The giant grip drive was designed to provide an entirely new device for transmitting power. Kenney and Colwell claimed the new drive did away with the clutch, differential gears, transmission gears and the universal joint common in other tractors. Advertisements promoted the fact that the tractor’s unique design eliminated a number of common problems. It had fewer parts than other tractors, it carried the plow and other tools in full view of the operator, and it worked on hills and low land, where most tractors could not operate.

Kenney and Colwell powered the Square Turn with a 510-cubic-inch Climax 4-cylinder engine that could run on either kerosene or gas and was rated at 35 hp with 18 hp on the drawbar. The machine’s belt pulley could provide power to a threshing machine, sawmill and other farm machinery.



Inventors step aside

Experiencing the financial challenges common to any start-up, Kenney-Colwell was forced out of the tractor business in just two years. The partners sold their patents to the Albaugh-Dover Co., Chicago, in 1916. The Square Turn Tractor Co. was organized in December 1917 with headquarters in Chicago; the manufacturing operation remained in Norfolk.

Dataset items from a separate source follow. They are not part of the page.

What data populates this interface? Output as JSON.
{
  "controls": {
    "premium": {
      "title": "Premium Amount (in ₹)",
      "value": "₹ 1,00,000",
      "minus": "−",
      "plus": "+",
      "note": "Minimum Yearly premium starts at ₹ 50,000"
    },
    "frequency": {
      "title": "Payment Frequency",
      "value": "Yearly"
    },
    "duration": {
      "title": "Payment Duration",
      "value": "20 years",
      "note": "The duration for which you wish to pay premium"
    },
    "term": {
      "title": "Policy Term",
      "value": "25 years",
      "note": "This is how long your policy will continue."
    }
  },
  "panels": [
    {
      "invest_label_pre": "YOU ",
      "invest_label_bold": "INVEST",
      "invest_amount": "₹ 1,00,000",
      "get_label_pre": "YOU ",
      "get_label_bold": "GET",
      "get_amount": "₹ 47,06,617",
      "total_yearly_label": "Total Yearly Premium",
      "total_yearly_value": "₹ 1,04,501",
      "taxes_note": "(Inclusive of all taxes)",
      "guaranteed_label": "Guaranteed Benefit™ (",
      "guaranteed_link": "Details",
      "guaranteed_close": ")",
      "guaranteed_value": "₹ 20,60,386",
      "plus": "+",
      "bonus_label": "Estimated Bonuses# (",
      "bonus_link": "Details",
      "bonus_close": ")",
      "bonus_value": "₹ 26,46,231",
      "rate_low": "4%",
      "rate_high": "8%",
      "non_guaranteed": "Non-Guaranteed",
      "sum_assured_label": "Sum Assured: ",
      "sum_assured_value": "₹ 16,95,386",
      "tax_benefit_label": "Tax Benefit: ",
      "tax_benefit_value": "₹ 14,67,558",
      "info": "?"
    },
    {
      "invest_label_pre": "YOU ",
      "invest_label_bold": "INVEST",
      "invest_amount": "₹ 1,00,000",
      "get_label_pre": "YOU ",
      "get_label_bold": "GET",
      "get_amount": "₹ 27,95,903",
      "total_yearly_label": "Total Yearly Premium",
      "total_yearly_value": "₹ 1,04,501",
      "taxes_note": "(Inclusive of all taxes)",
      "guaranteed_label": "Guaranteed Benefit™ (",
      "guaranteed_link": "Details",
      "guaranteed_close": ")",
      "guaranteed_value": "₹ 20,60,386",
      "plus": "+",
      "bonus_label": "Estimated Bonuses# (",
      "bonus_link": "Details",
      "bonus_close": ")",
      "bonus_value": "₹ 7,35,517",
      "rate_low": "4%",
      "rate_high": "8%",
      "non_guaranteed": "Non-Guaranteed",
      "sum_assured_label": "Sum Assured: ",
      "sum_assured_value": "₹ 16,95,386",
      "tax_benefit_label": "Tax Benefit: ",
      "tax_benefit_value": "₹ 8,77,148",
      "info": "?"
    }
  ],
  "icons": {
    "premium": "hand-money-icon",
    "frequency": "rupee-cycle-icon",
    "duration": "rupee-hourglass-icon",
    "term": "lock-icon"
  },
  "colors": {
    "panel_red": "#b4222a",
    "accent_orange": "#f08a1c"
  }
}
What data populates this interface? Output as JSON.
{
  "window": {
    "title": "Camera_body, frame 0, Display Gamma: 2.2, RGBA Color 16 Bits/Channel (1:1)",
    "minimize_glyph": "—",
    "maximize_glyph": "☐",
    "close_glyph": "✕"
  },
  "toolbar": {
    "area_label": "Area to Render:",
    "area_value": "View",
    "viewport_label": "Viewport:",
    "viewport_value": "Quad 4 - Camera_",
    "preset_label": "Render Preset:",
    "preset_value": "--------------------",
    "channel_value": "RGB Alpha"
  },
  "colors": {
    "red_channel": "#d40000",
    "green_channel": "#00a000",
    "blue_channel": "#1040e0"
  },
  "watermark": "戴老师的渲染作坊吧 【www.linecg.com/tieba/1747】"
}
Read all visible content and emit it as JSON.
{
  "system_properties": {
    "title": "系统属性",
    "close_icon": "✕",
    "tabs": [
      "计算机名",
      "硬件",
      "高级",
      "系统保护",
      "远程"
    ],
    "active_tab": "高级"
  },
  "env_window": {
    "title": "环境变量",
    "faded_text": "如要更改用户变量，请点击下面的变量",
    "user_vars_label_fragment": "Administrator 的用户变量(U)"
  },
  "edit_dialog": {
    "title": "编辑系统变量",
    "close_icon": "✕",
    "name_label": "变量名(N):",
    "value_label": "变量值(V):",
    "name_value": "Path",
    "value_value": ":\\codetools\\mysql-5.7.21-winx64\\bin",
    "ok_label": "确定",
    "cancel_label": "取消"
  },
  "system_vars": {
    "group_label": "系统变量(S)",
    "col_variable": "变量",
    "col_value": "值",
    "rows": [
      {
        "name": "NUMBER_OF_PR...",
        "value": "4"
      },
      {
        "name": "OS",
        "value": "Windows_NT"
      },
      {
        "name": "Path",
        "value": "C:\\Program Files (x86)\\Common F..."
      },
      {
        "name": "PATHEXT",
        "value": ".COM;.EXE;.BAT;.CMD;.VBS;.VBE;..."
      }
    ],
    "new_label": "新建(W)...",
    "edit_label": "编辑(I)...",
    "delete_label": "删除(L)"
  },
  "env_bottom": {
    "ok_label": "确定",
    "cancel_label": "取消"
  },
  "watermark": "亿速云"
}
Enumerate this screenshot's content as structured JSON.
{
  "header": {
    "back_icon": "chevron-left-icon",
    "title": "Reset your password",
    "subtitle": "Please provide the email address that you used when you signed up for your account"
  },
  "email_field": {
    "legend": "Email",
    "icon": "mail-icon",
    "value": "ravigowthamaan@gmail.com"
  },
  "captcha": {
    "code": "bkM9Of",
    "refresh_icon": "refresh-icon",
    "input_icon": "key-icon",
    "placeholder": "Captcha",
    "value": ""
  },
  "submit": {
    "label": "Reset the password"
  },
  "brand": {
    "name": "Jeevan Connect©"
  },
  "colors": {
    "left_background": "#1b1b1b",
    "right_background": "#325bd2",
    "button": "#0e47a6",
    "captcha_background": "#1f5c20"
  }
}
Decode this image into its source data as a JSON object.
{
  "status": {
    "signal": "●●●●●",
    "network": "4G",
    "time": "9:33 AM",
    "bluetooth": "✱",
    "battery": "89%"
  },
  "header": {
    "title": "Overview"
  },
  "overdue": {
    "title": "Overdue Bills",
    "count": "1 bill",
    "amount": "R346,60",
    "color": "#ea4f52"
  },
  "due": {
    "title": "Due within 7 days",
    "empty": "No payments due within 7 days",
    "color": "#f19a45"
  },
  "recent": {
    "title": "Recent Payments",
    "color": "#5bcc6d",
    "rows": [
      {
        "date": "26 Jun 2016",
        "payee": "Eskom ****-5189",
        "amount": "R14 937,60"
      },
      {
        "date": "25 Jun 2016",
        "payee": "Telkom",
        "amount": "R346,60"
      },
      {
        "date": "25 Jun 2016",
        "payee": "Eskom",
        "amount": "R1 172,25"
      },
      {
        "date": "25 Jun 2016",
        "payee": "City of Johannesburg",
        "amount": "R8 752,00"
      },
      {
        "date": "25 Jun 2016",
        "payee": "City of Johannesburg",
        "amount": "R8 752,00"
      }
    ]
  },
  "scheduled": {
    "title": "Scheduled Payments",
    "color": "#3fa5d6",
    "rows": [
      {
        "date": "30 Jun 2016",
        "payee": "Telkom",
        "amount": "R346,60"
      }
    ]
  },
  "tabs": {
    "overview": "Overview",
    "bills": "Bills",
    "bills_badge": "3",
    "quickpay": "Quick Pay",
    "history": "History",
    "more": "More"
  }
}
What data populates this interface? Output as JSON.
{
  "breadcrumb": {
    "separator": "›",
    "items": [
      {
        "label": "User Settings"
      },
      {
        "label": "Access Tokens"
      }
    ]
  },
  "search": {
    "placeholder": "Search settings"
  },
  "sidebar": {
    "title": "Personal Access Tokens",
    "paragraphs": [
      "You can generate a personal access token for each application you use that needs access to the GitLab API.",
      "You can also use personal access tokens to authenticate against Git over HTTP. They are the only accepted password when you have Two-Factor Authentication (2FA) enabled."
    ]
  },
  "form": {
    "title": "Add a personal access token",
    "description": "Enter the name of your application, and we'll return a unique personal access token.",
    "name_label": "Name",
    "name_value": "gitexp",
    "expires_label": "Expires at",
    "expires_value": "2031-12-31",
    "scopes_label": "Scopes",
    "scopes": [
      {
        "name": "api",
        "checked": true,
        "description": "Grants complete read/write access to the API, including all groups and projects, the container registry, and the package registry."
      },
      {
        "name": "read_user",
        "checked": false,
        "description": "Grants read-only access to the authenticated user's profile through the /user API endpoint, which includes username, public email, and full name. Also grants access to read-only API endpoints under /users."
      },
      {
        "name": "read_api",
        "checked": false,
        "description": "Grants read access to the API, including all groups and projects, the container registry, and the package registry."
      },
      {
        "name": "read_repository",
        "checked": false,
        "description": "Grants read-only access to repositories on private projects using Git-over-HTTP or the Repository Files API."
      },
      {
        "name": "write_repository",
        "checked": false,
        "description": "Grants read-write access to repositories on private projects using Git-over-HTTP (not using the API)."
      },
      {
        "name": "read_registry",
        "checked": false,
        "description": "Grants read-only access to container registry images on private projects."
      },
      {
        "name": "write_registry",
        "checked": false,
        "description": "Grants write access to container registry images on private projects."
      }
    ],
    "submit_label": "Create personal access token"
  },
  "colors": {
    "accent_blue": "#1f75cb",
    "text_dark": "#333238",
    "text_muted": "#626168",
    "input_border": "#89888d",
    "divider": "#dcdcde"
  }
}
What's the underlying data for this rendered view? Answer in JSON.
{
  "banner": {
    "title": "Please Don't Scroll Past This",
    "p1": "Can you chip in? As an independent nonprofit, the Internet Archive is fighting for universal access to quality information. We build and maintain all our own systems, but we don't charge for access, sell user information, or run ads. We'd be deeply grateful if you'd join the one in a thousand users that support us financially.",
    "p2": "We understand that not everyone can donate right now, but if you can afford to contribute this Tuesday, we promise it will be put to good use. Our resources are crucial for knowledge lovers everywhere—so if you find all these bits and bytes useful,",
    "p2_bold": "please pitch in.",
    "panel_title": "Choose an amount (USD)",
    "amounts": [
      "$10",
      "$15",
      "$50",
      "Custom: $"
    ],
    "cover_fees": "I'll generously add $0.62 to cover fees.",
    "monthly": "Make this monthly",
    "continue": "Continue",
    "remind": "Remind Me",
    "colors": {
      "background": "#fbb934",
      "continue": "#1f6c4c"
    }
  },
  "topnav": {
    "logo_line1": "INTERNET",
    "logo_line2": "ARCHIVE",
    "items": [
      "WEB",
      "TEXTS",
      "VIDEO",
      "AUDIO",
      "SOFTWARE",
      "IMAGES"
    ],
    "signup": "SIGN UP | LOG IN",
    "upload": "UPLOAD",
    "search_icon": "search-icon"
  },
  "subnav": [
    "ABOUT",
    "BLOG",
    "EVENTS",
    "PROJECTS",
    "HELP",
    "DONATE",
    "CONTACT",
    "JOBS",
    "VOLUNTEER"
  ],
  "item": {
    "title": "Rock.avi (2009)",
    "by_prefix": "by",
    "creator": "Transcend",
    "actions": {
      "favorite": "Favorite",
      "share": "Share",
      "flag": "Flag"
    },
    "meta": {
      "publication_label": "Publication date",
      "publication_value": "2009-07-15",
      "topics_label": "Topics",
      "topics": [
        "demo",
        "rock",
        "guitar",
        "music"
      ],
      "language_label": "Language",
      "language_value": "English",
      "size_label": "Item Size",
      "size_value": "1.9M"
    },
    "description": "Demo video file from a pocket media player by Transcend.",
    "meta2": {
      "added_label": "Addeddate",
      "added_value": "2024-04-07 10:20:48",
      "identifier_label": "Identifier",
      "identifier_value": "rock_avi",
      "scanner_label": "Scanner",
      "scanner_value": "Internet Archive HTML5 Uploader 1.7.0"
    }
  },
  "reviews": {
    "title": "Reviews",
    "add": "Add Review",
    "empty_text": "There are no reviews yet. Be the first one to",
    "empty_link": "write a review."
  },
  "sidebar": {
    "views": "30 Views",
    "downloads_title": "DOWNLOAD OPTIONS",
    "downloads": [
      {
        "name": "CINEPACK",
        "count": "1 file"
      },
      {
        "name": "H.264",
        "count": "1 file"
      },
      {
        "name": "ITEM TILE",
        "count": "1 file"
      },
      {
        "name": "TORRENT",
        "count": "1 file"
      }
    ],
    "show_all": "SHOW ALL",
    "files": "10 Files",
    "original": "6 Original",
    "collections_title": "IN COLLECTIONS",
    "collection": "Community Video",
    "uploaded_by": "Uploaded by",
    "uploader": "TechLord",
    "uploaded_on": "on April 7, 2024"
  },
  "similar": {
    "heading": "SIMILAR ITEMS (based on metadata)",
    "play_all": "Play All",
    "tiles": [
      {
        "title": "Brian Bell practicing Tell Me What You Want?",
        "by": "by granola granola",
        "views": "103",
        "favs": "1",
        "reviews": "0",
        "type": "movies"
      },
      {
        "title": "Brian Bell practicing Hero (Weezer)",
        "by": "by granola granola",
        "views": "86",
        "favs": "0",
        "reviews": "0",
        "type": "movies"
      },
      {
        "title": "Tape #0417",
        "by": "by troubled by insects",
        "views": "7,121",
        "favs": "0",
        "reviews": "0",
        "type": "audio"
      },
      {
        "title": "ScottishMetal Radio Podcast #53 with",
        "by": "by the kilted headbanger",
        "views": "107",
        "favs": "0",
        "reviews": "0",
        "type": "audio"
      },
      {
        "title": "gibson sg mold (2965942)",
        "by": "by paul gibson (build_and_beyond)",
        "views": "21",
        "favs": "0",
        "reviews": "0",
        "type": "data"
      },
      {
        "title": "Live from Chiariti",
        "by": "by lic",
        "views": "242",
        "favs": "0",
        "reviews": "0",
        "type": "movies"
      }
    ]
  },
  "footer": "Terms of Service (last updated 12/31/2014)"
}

Over the next four years, approximately $2 million in common stock was sold to 3,500 investors. Plans called for construction of approximately 2,000 tractors per year. Equipped with a 3-bottom gangplow attachment (an Oliver 3-bottom plow was the standard offering), the Square Turn sold for $1,385. Albaugh-Dover also streamlined the 7,800-pound tractor and added a Waukesha engine.

The tractor’s primary selling point remained its unique ability to make a square turn. The grip drive made it possible for one wheel to move forward while the other wheel moved in the opposite direction, effectively turning the tractor in its own length. A unique foot throttle was used to control speed.